15.) Suicide or suicide attempt, self inflicted injury or attempt of self-inflicted injury whether being his/her own action or allow others to perform while insane or not. This also includes the accident to the covered person due to consuming, drinking, or injection of toxic substance into the body or drug overdose
16.) Any loss or injury arising from the action of the covered person whilst under the influence of alcohol, addictive drugs, narcotic drugs to the extent of being unable to control one's mind. (The term "under the influence of alcohol" in case of having a blood test refers to a blood/alcohol level of 150% mg and over.)
17.) Injury while the covered person is taking part in a brawl or taking part in inciting a brawl.
18.) Injury while the covered person is committing a felony or while the covered person is being arrested, under arrest or escaping the arrest
19.) Injury while the covered person is taking part in dangerous sports or activities including racing of all kinds including car, boat and horse racing, racing of water and snow ski-ing, including jet-ski, skating, boxing, parachuting jumping (except for the purpose of life saving), boarding or traveling in a hot air balloon, gliding, bungee jumping, diving with oxygen tank and breathing equipment under water.
20.) Injury while the covered person is boarding or traveling in an aircraft which has no license for carrying passengers or does not operate as a commercial aircraft.
21.) Injury while the covered person is piloting or working on board as an employee of an airline.
22.) Injury while the covered person serves as a soldier, police, or a volunteer and participates in war or crime suppression.
23.) War (whether declared or not), invasion, acts of foreign enemies, civil war, revolution, insurrection, civil commotion, popular rising against the government, riot, strike.

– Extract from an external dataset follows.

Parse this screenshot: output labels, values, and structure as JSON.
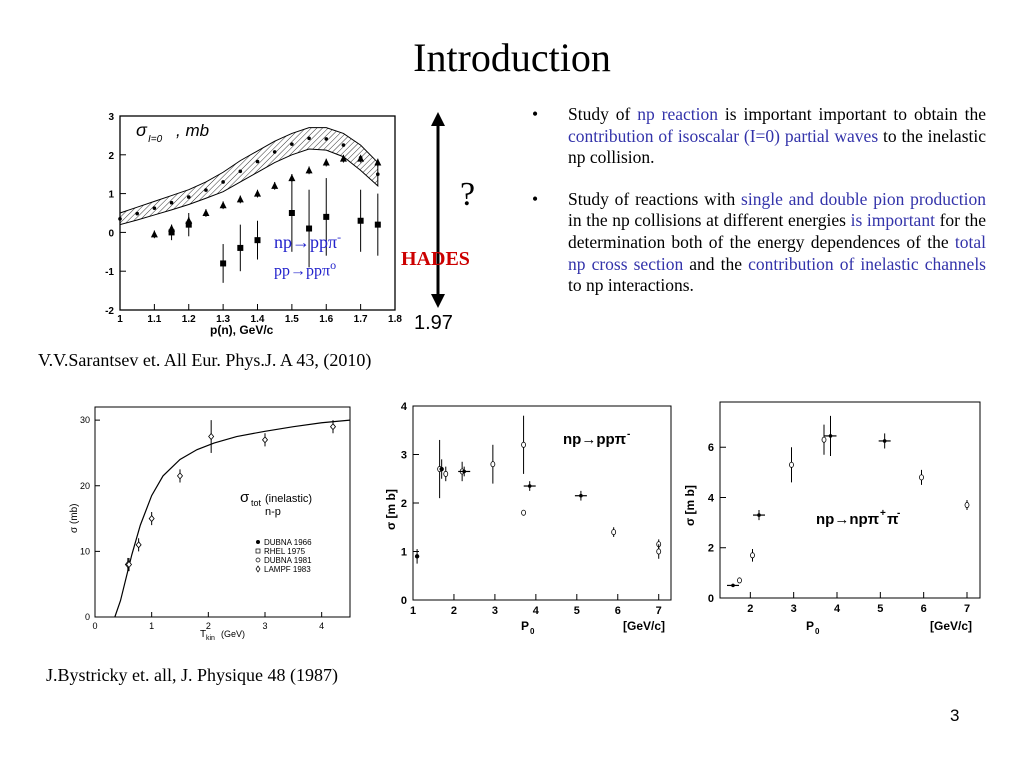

25.) Ionising radiations or contamination by radioactivity from any nuclear fuel or from any nuclear waste from the combustion of nuclear fuel.
26.) The radioactive toxic explosive or other hazardous property of any explosive nuclear assembly or nuclear component thereof.
Each of the above provides legitimate grounds for rejecting a claim. So if your claim gets rejected for any of those reasons, you have no grounds to protest or complain about the insurance company. Unless, the relationship between the medical problem and the exclusion is not entirely clear. We recently ran across such a situation.
The insured had a problem in his mouth that required surgery. The insurance company rejected the claim because it was a dental problem and treatment for dental problems is clearly excluded. The original surgeon had given the problem an identity that clearly identified it as dental related. But the problem had nothing to do with his teeth or gums.
He visited a respected oral surgeon in Bangkok and the surgeon wrote him a letter certifying that it wasn't a dental problem. The insurance company stood firm. The insured finally contacted the OIC for help and showed them the surgeon's letter. A meeting was scheduled. Both the insurance company and the insured came loaded with documents to prove that they were each right. The OIC refused to look at the documents and instead ruled in favor of the insured. The OIC reasoned that when there is doubt, the insurance company should payout.
The OIC is on your side. Contact them if you have a "legitimate claim" that gets rejected. They want to help you.